We’ll use the function np.bincount
to do this efficiently:
freqs = allele_counts(ts, [samps])
# convert the n x 1 array of floats to a vector of integers
freqs = freqs.flatten().astype(int)
mut_afs = np.zeros((len(samps)+1, 3), dtype='int64')
for k in range(3):
mut_afs[:, k] = np.bincount(freqs[mut_type == k+1], minlength=len(samps) + 1)
print(mut_afs)
[[3663 484 4]
[ 72 19 0]
[ 4 2 0]
[ 12 7 0]
[ 251 185 1]
[ 0 1 0]
[ 285 207 0]
[ 11 9 0]
[ 0 0 0]
[ 0 0 0]
[ 383 418 2]]
The first column gives the AFS among these 10 samples for the deleterious alleles, the second for the beneficial mutations; the third column for the seven sites that had both types of mutation. Interestingly, there are similar numbers of both types of mutation at intermediate frequency: perhaps because beneficial mutations are sweeping linked deleterious alleles along with them. Many fewer benefical alleles are at low frequency: 3,666 deleterious alleles are not found in our sample of 10 genomes, while only 486 beneficial alleles are.

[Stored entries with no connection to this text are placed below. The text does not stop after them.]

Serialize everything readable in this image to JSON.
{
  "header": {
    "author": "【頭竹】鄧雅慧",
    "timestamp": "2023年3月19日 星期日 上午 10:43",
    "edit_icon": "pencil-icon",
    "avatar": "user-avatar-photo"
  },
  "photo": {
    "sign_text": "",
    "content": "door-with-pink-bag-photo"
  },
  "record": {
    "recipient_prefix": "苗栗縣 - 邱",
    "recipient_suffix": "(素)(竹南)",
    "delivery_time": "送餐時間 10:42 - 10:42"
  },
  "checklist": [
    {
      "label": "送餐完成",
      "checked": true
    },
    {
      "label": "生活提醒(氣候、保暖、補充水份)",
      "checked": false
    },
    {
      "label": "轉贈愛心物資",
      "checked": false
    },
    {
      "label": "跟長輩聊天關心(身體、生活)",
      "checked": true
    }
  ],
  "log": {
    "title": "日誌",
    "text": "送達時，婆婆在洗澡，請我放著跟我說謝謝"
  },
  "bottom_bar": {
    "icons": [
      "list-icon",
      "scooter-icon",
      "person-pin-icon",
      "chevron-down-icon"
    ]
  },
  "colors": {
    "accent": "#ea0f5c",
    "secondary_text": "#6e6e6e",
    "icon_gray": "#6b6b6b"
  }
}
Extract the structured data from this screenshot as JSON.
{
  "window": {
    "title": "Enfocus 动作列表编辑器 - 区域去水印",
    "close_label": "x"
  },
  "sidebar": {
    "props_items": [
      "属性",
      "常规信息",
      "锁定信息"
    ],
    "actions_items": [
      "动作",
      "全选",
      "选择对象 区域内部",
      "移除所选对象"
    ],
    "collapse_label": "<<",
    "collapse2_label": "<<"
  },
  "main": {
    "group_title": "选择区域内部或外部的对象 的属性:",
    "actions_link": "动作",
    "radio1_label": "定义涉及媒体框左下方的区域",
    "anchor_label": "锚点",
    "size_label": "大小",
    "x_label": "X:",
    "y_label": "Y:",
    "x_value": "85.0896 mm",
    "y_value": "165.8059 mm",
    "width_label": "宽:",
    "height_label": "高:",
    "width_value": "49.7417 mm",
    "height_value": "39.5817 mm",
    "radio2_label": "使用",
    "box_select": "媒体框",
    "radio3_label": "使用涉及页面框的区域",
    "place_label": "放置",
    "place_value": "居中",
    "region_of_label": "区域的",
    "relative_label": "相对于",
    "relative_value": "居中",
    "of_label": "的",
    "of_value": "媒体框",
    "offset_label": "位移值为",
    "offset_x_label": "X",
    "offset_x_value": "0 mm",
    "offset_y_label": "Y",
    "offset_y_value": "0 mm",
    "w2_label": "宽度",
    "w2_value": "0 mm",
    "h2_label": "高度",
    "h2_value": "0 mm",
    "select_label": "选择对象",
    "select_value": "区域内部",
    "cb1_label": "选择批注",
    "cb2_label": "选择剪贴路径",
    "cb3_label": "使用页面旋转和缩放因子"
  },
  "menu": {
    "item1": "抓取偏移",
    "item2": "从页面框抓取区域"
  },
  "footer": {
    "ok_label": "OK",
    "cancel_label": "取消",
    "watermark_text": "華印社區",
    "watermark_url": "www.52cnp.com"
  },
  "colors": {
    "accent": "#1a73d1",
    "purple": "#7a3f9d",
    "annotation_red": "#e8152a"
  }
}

Finally, let’s pull out information on the allele with the largest selection coefficient.
sel_coeffs = np.array([
sum(md["selection_coeff"] for md in m.metadata["mutation_list"])
for m in ts.mutations()
])
which_max = np.argmax(sel_coeffs)
m = ts.mutation(which_max)
ts.site(m.site)
Site(id=2514, position=450121.0, ancestral_state='', mutations=[Mutation(id=2522, site=2514, node=3009, derived_state='1616148', parent=-1, metadata={
'mutation_list': [{
'mutation_type': 2,
'selection_coeff': 4.935262680053711,
'subpopulation': 1,
'slim_time': 808,
'nucleotide': -1
}]
},
time=191.0, edge=3088)], metadata=b'')
This allele had a whopping selection coefficient of 4.94 and appeared about halfway through the simulation. Let’s find its frequency in the full population:
full_freqs = allele_counts(ts)
print(f"The allele is found in {full_freqs[m.site][0]} copies\n"
f"out of {ts.num_nodes} genomes.")
The allele is found in 2000.0 copies
out of 3024 genomes.
The allele is above 50% in the population, so it is probably on its way to fixation.
Using its SLiM ID (which is shown in its derived state, 1616148
),
we could reload the tree sequence into SLiM,
restart the simulation, and use its ID to track its subsequent progression.
Possibly important technical notes#
Also known as “gotchas”.
If you use msprime to simulate a tree sequence, and then use that to initialize a SLiM simulation, you have to specify the same sequence length in both: as in the examples above, the
sequence_length
argument tomsprime.sim_ancestry()
should be equal to the SLiM sequence length plus 1.0 (e.g., if the base positions in SLiM are 0 to 99, then there are 100 bases in all, so the sequence length should be 100).Make sure to distinguish individuals and nodes!
tskit
“nodes” correspond to SLiM “genomes”. Individuals in SLiM are diploid, so normally, each has two nodes (but retained individuals may have nodes removed by simplification: see below).As described above, the Individual table contains entries for
the currently alive individuals,
any individuals that have been permanently remembered with
treeSeqRememberIndividuals()
, andany individuals that have been temporarily retained with
treeSeqRememberIndividuals(permanent=F)
. Importantly, the nodes in these individuals are not marked as sample nodes, so they can be lost during simplification. This means that a retained individual may only have one node (but if both nodes are lost due to simplification, the individual is removed too, and will not appear in the Individual table).